Once we collect the data, the images are captured in Digital Negative Format (DNG), processed into Tag Image File Format (TIFF), and analyzed for intrinsic fluorescence. With the help of AI, we classify the disease—identifying whether it’s in the normal, pre-cancerous, or cancerous stage. This process is fast, affordable, and most importantly, non-invasive—paving the way for more accessible and effective cervical cancer screening.
Q: How can an everyday woman easily access this technology for cervical cancer screening?
A: Women won’t need to handle the device themselves. It’s specifically designed for use by trained professionals, ensuring accurate data capture. Once the data is processed through the smartphone, the results are immediate—no waiting. With conventional methods like the pap smear, results take three to four days, and colposcopy-guided cervical biopsies can drag on for 7 to 20 days.
But our device changes the game entirely. It delivers real-time analysis, allowing professionals to instantly determine whether the condition is cancerous, pre-cancerous, or normal. The speed, accuracy, and immediacy of this technology are transformative for early diagnosis and treatment decisions.
Q: Can you explain how the underlying technology works to capture these insights from humans?
A: Our device is a fluorescence spectroscopic tool, and here’s where the innovation lies: we use both laser and white light to achieve precise results. The laser captures the fluorescence, while the white light helps with scattering. Fluorophores—those light-emitting biomolecules—are already present in the tissue, but due to absorption and scattering effects within biological molecules, we typically can’t detect them.

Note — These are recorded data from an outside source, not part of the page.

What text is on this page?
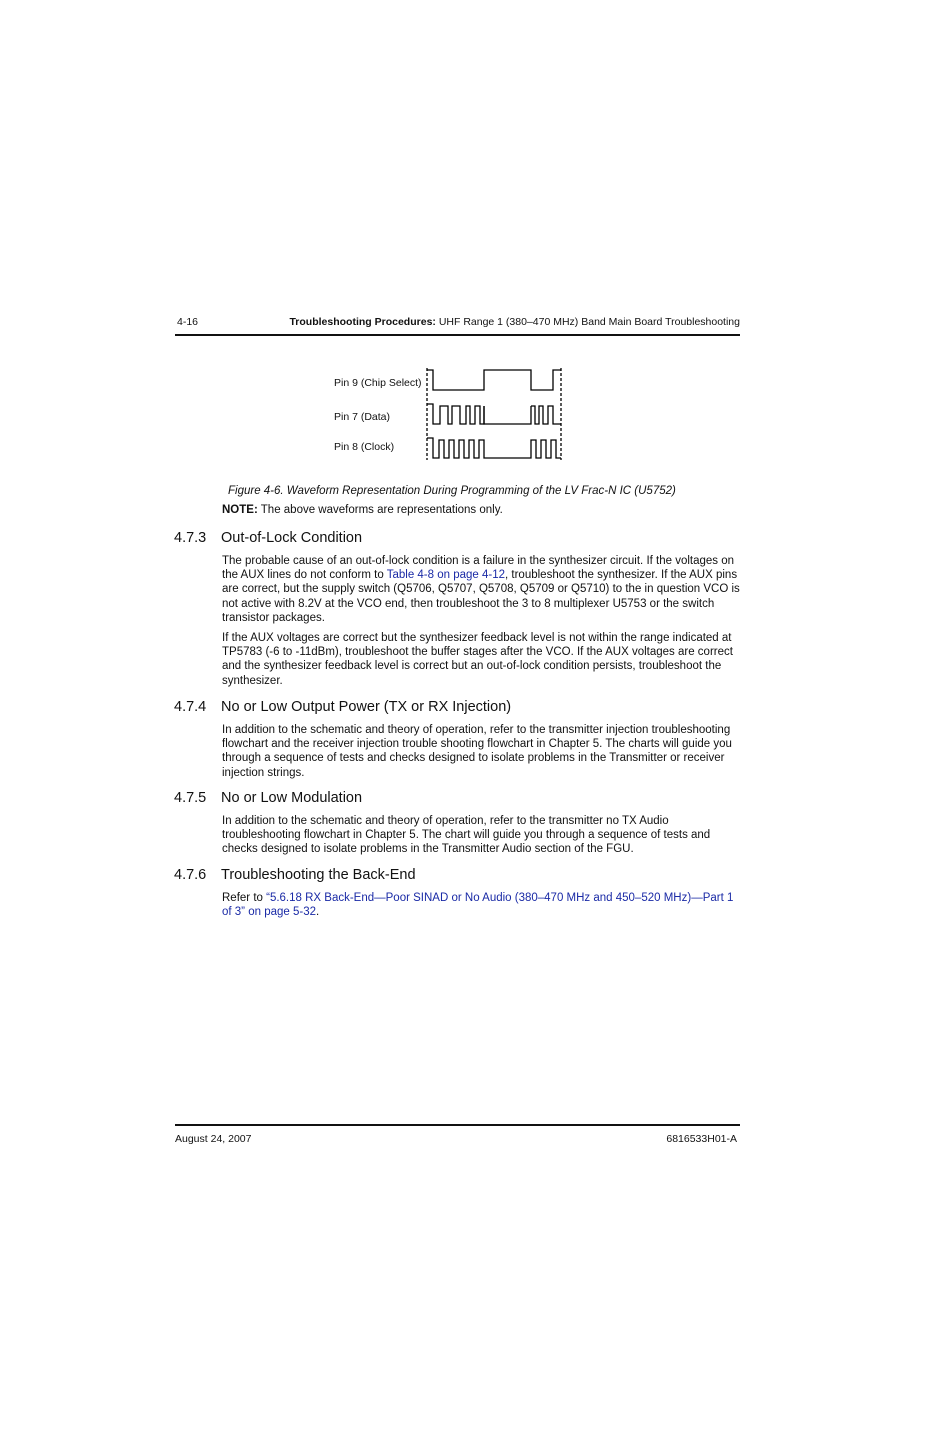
4-16	Troubleshooting Procedures: UHF Range 1 (380–470 MHz) Band Main Board Troubleshooting
Pin 9 (Chip Select)
Pin 7 (Data)
Pin 8 (Clock)
Figure 4-6. Waveform Representation During Programming of the LV Frac-N IC (U5752)
NOTE: The above waveforms are representations only.
4.7.3 Out-of-Lock Condition
The probable cause of an out-of-lock condition is a failure in the synthesizer circuit. If the voltages on the AUX lines do not conform to Table 4-8 on page 4-12, troubleshoot the synthesizer. If the AUX pins are correct, but the supply switch (Q5706, Q5707, Q5708, Q5709 or Q5710) to the in question VCO is not active with 8.2V at the VCO end, then troubleshoot the 3 to 8 multiplexer U5753 or the switch transistor packages.
If the AUX voltages are correct but the synthesizer feedback level is not within the range indicated at TP5783 (-6 to -11dBm), troubleshoot the buffer stages after the VCO. If the AUX voltages are correct and the synthesizer feedback level is correct but an out-of-lock condition persists, troubleshoot the synthesizer.
4.7.4 No or Low Output Power (TX or RX Injection)
In addition to the schematic and theory of operation, refer to the transmitter injection troubleshooting flowchart and the receiver injection trouble shooting flowchart in Chapter 5. The charts will guide you through a sequence of tests and checks designed to isolate problems in the Transmitter or receiver injection strings.
4.7.5 No or Low Modulation
In addition to the schematic and theory of operation, refer to the transmitter no TX Audio troubleshooting flowchart in Chapter 5. The chart will guide you through a sequence of tests and checks designed to isolate problems in the Transmitter Audio section of the FGU.
4.7.6 Troubleshooting the Back-End
Refer to “5.6.18 RX Back-End—Poor SINAD or No Audio (380–470 MHz and 450–520 MHz)—Part 1 of 3” on page 5-32.
August 24, 2007	6816533H01-A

What we do is collect data from four cross positions, capturing both fluorescence and white light scattering data. Then, through advanced processing, we isolate only the critical fluorescence signals, eliminating any interference from absorption or scattering. This means we’re able to extract the pure fluorescence data—specifically, the FAD fluorescence and other targeted emissions. From there, we analyze the clean fluorescence signals to deliver precise, actionable insights into the condition.
Q: Can you provide insights into the accuracy of the data obtained through this device?
A: With an accuracy level exceeding 96%, one can conclude that the diagnosis of cervical cancer is veritable.
Q: Has this product been commercialized, or is it still in the pilot phase?
A: We are currently in the commercialization phase, with clinical testing actively underway. The Indian Council of Medical Research (ICMR) will validate our findings sooner. Following this crucial step, we plan to bring this technology to market. Remarkably, our screening costs a mere Rs. 100, making it an affordable option for patients, even in remote areas.
Q: What is the success rate of the clinical tests as reported by various agencies?
A: We are actively collaborating with leading medical institutions, including AIIMS Bhubaneswar, SCB Medical College and Hospital, Acharya Harihar Post Graduate Institute of Cancer, J.K. Cancer Institute, and GSVM Medical College. These partnerships are yielding exceptional results, providing us with robust data for analysis. Impressively, our accuracy rate remains above 96 percent. We’ve meticulously mapped this data against actual tests, using biopsy as our gold standard, and also comparing it with colonoscopy results. The findings are genuinely thrilling and promise significant advancements in cervical cancer detection.